Ecommerce marketers are constantly seeking new ways to connect with customers and drive sales. With emerging technologies and crowded digital shelves, staying ahead takes focus, agility, and unlocking marginal gains across the customer journey.
One area that is often overlooked is feed management and optimization. In this blog and podcast episode, we explore what exactly feeds are, why they’re critical, and how optimizing them can significantly impact performance.
What is a Feed?
Feeds are essentially digital catalogs, containing vital product attributes like titles, descriptions, images, pricing, availability, etc. They feed this information to advertising channels like Google, Facebook, Instagram, and others to power dynamic ads.

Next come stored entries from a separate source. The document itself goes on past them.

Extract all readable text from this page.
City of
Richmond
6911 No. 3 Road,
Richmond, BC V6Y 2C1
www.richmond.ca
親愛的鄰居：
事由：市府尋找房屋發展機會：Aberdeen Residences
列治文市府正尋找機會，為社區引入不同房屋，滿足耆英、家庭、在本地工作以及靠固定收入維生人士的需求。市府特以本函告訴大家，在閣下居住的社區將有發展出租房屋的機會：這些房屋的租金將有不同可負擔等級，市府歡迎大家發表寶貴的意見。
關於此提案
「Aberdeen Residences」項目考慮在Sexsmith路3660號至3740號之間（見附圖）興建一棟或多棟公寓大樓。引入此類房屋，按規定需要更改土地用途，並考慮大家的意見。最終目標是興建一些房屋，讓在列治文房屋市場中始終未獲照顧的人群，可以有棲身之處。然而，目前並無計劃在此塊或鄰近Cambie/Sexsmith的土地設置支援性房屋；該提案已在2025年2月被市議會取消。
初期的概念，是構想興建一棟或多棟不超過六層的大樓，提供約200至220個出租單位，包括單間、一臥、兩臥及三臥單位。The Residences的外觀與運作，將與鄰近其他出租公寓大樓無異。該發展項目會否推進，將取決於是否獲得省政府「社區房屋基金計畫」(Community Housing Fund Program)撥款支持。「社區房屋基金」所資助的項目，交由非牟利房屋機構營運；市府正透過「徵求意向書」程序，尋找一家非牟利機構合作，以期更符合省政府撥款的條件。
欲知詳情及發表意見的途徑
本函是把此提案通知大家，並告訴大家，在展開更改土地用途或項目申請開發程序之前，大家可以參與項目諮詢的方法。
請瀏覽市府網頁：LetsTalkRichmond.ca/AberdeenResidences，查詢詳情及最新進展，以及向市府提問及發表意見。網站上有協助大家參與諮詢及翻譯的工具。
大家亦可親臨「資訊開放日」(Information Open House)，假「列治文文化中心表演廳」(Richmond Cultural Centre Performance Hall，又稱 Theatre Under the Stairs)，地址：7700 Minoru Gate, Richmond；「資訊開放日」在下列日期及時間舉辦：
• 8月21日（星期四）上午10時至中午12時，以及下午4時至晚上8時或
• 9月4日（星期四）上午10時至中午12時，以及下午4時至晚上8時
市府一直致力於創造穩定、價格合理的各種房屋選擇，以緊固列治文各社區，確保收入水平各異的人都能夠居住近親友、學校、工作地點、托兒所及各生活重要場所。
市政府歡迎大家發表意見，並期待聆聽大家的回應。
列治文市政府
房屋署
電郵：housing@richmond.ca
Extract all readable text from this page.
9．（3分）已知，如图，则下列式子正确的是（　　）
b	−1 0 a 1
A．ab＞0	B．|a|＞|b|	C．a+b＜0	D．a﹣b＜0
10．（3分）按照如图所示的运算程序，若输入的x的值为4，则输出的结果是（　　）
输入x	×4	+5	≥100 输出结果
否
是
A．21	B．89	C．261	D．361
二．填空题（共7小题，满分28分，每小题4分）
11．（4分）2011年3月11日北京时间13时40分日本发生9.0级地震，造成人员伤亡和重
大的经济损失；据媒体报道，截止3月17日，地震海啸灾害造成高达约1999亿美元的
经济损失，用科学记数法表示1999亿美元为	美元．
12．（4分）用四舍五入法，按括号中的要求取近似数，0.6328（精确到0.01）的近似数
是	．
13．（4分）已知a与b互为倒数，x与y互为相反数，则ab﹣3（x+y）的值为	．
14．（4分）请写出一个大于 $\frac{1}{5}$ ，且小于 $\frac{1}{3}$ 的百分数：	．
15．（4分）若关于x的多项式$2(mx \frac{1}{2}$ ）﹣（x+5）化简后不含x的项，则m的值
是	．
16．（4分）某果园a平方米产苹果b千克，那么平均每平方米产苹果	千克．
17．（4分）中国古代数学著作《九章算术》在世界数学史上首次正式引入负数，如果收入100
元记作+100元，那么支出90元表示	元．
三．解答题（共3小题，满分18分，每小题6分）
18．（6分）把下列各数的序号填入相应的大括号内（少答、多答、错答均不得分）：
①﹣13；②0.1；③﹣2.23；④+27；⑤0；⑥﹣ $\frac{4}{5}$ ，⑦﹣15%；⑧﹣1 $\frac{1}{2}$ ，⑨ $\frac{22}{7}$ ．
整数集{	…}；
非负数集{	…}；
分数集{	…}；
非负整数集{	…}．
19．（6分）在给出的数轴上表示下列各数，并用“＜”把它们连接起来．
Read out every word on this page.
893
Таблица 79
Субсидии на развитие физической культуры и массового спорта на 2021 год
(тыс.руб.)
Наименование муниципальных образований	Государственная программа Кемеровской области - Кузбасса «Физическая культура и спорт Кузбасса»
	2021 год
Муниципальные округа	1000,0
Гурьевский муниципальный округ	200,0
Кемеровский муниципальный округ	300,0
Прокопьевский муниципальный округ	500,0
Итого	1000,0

These feeds bring your ecommerce store to life across the web. Just like you carefully curate your in-store experience, your feed requires the same thoughtful merchandising. After all, your feed is your storefront in the digital world.
Why Feed Management Matters
With online shopping only becoming more pervasive, customers expect seamless browsing and buying experiences. If your feed contains messy data, incorrect information, or lacks important details, it directly hurts the customer experience.
Beyond bad UX, poor feed management can lead to a host of issues that negatively impact your marketing performance, including:
- Wasting ad budget on irrelevant or incorrect targeting
- Losing revenue from out-of-stock or discontinued products appearing in ads
- Failing to appear for critical product searches due to missing data
- Turning away customers that hit broken or mismatching landing pages
Clearly, what you put into your feed directly influences what you get out of your ecommerce marketing. Skipping proper feed management means leaving easy money on the table.
Common Pitfalls and How to Avoid Them
Many brands new to feed management stumble on some common but damaging mistakes:
- Forgetting important keywords like product names, materials, colors, etc. that customers use in searches. Always include these.
- Using internal codes or abbreviations that make no sense to customers. Keep language customer-friendly.
- Not categorizing products properly to match how customers browse and search. Lean on tools for AI-powered categorization.
- Failing to update for price changes, new products, and availability. Set up automation to keep feeds fresh.
The key is approaching your feed as the customer, not your internal systems. Use clear language, rich attributes, and rigorous quality checks to create a polished feed.
The Power of Optimization
Feed management isn’t a set-it-and-forget-it task. There’s huge upside in continuously optimizing your feed to drive incremental gains.
Small changes like removing repetitive brand names or testing new titles can boost ad relevance and performance overnight. Dedicate resources to feed optimization as you would other marketing channels.
Tap into human creativity combined with data-driven tools that enable agile feed management at scale. Letting an experienced feed partner like our friends at Feedonomics handle the heavy lifting frees up internal resources to focus on strategy.
Prioritize Feed Management Now
In today’s digital-first world, feed management deserves a permanent spot on your ecommerce marketing roadmap. Align a portion of your marketing budget to feed optimization for maximum ROI.
Start by auditing your current feed health to uncover quick wins, and address any critical issues. Then build out an optimization schedule to test new approaches on an ongoing basis.
As AI chatbots and personalized recommendations shape more shopper journeys, feed optimization will only become more crucial. The time to sharpen your feed is now.